Outside magazine, October 1994
Titanium pedals are fine if you have the money, but there's a more basic way to improve your cycling stroke. According to Jeff Broker, a biomechanics expert with the U.S. Olympic Committee, most recreational cyclists undermine their ride by "mashing"--stomping down on the pedals and then passively riding them back up. The result is a lot of dead time in the pedaling cycle. "Think of a driver who floors the gas pedal and then takes his foot off, over and over," Broker explains. "His car gets terrible mileage."
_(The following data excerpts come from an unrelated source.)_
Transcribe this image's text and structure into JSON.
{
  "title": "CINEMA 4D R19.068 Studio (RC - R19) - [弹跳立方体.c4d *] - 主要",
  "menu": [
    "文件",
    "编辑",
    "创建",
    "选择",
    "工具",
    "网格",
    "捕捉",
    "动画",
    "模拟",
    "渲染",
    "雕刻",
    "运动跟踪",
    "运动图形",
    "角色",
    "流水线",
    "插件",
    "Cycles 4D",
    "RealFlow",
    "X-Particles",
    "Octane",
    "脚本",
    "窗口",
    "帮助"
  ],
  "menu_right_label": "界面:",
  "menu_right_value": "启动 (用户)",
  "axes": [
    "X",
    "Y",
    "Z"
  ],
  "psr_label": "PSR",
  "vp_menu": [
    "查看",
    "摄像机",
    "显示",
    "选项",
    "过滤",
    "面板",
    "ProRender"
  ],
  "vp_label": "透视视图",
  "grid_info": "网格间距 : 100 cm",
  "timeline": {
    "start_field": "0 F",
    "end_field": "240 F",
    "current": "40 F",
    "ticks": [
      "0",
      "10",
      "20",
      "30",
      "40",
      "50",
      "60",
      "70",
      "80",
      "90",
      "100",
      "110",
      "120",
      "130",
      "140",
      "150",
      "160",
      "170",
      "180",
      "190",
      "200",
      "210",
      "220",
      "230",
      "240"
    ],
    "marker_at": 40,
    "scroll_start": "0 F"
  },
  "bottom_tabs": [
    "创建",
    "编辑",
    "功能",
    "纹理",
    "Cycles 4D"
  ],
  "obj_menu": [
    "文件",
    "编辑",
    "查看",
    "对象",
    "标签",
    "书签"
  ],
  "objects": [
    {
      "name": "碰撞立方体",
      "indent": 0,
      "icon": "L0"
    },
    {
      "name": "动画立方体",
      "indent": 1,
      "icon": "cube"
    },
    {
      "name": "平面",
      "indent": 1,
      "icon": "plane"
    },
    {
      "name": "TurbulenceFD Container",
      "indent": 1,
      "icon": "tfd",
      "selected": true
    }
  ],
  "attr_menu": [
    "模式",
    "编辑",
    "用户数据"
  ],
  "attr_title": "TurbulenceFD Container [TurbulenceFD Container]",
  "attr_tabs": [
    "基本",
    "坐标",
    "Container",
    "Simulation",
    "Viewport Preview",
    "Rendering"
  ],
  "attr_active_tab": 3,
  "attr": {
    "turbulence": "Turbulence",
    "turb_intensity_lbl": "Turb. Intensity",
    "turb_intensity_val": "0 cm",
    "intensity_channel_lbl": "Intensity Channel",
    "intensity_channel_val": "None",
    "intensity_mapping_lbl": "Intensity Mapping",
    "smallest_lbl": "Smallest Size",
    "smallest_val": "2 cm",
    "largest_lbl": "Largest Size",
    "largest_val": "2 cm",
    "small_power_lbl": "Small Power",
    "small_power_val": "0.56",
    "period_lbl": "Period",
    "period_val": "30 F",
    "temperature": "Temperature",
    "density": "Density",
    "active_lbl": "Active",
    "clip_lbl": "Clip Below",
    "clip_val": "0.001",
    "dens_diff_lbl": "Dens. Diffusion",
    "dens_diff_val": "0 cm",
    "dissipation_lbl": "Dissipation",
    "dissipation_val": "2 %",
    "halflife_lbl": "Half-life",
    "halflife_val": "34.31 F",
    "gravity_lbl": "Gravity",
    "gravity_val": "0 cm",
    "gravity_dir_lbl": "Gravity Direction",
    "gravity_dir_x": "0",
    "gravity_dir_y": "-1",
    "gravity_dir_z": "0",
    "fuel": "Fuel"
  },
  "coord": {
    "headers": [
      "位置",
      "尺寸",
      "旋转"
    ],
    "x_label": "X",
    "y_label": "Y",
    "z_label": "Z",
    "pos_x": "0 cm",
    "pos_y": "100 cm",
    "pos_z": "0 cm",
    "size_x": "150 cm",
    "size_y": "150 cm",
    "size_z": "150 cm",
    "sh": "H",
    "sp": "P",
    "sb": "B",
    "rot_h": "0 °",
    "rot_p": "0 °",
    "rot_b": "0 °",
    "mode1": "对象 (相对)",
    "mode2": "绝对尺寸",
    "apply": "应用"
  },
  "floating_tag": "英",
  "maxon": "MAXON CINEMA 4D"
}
Translated for two wheels, without constant force the bike is continually accelerating and decelerating. The rider is actually losing ground with each revolution and then struggling to catch up. Here's Broker's take on keeping the power to the pedals:
First make sure your saddle is at the right height. Your knee should be slightly bent when your foot is at the bottom of the pedal stroke. Now start with your right foot at the top of the pedaling cycle and push forward as though edging your toes into the front of your shoe. As the left pedal comes up, pull your left foot back and up as though trying to scrape mud off your cleat. The faster you're spinning, the easier it is to feel and practice the correct motion, so find a smooth, untrafficked road or trail where you can concentrate without obstacles. The technique applies both onand off-road, though Broker admits that it's tough on steep or bumpy terrain. But it does get easier, and with time, he promises, you'll have a cycle that's not so vicious. --D. S.